Le Brent est repassé sous la barre des 100 dollars le baril ce lundi 25 mai, porté par l'espoir d'un accord américano-iranien qui rétablirait la navigation dans le détroit d'Ormuz. Pour les pays importateurs de l'UEMOA, cette détente promet un allègement budgétaire bienvenu après des mois de tensions inflationnistes. Mais pour les producteurs récents, comme le Sénégal avec son gisement Sangomar, la chute des cours réduit l'urgence des recettes escomptées et interroge la viabilité des modèles de développement adossés aux hydrocarbures.

Infographie — Pétrole · OPEP & Marchés

Les marchés pétroliers ont connu une séance historique. Le Brent de la mer du Nord s'effondrait de 5 % à 98,36 dollars, le WTI américain perdant 5,4 % à 91,38 dollars. Cette chute brutale traduit l'anticipation d'un accord entre Washington et Téhéran qui permettrait le retour à la normale du transit dans le détroit d'Ormuz, par lequel transitaient 20 % du pétrole et du GNL mondiaux avant le conflit. Le secrétaire d'État américain Marco Rubio a évoqué une « chose assez solide sur la table », tandis que Donald Trump tempérait les espoirs d'une entente imminente. Pour les investisseurs, la prime de risque s'amenuise, même si l'issue reste incertaine.

Pour l'Afrique de l'Ouest, ce reflux est d'abord une bouffée d'oxygène pour les économies importantes de l'UEMOA. Le Sénégal, la Côte d'Ivoire, le Bénin ou le Togo voyaient leurs factures énergétiques gonfler depuis le début de l'année, alimentant des tensions sur les réserves de change et des pressions inflationnistes. Les gouvernements avaient dû multiplier les subventions aux carburants, creusant des déficits budgétaires déjà fragilisés par la hausse des taux d'intérêt. Dans son alerte du 15 mai, le FMI soulignait que les tensions au Moyen-Orient perturbaient les marchés de l'énergie et le commerce mondial, menaçant la reprise économique régionale. Une baisse durable des cours du brut allégerait ces contraintes et redonnerait de l'air aux finances publiques.

Mais le tableau est plus contrasté pour les nouveaux producteurs. Le Sénégal, qui a misé sur l'exploitation de son gisement Sangomar pour financer son développement, voit ses premières recettes compromises par cette chute inattendue. Le pays avait déjà anticipé un modèle de financement endogène pour l'exploitation du gaz, comme le montrait un article du 15 mai 2026 évoquant la mobilisation de l'épargne locale pour mettre en valeur l'un des plus grands gisements gaziers d'Afrique de l'Ouest. Cette stratégie, pensée pour réduire la dépendance aux marchés volatils, se trouve confortée par la réalité. La rentabilité à long terme de Sangomar n'est pas remise en cause, mais l'urgence des recettes pétrolières s'estompe, dans un contexte où le Sénégal et ses voisins misaient sur l'énergie comme levier de développement.

Au-delà du Sénégal, cette situation interroge l'ensemble des économies ouest-africaines.
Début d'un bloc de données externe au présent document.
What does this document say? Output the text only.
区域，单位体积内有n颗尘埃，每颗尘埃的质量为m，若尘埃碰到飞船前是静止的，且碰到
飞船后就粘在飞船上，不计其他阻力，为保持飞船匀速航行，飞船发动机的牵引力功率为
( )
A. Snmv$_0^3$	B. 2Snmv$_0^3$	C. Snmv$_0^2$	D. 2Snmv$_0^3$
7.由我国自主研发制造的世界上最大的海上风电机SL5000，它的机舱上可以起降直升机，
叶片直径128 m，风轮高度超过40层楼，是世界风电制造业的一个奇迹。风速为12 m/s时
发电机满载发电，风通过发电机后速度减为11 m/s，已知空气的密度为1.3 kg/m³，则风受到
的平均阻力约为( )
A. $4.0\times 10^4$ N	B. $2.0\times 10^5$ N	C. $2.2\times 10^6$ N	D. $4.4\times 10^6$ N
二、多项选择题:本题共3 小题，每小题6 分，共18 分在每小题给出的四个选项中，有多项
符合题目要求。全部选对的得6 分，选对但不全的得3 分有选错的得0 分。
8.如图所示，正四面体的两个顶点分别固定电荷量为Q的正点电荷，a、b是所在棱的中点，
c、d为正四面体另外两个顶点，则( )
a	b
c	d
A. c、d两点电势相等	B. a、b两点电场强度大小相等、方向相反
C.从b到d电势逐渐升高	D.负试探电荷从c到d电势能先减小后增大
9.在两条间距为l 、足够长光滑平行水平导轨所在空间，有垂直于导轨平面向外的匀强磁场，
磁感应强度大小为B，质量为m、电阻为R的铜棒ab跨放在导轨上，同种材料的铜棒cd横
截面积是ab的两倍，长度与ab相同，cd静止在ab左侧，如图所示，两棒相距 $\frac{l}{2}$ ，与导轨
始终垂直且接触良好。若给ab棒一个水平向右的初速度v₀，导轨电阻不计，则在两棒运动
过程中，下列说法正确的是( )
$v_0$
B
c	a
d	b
D'un côté, les importateurs nets bénéficient d'une trêve bienvenue ; de l'autre, les espoirs de rente pétrolière des producteurs naissants s'éloignent. Cette dualité illustre la complexité des équilibres régionaux : un même choc externe produit des effets opposés selon le profil énergétique de chaque pays. Le Nigeria et l'Angola, producteurs historiques, voient leurs recettes s'éroder, mais la région dans son ensemble pourrait tirer profit d'une moindre volatilité des prix.
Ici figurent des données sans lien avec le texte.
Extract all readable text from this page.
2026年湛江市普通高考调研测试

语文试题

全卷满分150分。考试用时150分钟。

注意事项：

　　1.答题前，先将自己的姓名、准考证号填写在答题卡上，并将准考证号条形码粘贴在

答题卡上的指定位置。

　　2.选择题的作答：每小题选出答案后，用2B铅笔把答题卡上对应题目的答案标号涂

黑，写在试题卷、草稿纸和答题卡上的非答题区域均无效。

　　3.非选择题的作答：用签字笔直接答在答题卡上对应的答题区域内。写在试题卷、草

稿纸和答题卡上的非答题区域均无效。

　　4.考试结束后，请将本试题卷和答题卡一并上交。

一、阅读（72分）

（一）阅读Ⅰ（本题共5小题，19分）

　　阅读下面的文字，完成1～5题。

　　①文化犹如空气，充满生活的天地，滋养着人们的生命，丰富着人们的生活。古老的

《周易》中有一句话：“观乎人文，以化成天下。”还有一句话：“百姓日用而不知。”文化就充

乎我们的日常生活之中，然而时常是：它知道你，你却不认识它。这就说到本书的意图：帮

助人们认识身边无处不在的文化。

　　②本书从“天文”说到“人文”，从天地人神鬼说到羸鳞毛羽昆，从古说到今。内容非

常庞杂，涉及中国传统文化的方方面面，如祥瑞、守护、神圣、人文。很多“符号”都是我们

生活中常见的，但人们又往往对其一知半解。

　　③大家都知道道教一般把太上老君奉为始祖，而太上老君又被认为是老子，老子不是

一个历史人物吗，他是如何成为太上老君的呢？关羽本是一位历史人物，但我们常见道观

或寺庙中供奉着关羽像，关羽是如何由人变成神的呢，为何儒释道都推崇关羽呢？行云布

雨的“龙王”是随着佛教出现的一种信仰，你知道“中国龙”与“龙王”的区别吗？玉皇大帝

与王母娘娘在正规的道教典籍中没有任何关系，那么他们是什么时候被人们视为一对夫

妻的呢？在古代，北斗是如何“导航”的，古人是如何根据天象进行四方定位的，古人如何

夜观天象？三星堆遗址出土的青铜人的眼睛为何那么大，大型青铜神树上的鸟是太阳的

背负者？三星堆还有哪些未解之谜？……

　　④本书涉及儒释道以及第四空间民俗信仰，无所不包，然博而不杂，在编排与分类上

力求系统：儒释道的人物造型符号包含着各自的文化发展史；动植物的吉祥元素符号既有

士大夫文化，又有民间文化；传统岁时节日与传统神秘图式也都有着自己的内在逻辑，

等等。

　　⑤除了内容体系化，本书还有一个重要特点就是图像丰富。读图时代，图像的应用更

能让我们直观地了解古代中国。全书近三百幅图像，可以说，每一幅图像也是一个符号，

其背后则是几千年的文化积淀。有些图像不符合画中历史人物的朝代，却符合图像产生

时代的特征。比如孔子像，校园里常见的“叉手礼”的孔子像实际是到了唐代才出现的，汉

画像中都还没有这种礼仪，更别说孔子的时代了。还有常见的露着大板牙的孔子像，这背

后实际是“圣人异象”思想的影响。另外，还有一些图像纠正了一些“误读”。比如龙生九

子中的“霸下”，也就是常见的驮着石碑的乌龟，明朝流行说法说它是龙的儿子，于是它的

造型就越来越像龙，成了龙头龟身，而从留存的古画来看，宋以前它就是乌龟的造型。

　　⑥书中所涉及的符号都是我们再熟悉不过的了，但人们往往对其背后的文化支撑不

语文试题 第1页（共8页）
Cette baisse relance également le débat sur la diversification économique. Alors que les cours flambaient, plusieurs gouvernements avaient accéléré les projets d'exploration et de production, espérant capter une manne inespérée. La détente actuelle rappelle la vulnérabilité de ces stratégies aux aléas géopolitiques. Le Sénégal, en misant sur le financement local pour son gaz, a tenté de se prémunir contre les caprices des marchés internationaux. Reste à savoir si cette approche pourra inspirer d'autres pays de la région, confrontés au même dilemme : exploiter leurs ressources tout en limitant les risques liés à la volatilité des prix.

La décrue des cours du pétrole, si elle se confirme, offre un répit aux importateurs ouest-africains mais complique les calculs des producteurs émergents. Elle pose surtout une question de fond : dans un monde où les tensions géopolitiques dictent le prix du baril, comment les économies de la région peuvent-elles construire des modèles résilients, moins dépendants des hydrocarbures ? La réponse pourrait bien se jouer dans les choix de politique énergétique et de diversification des prochains mois.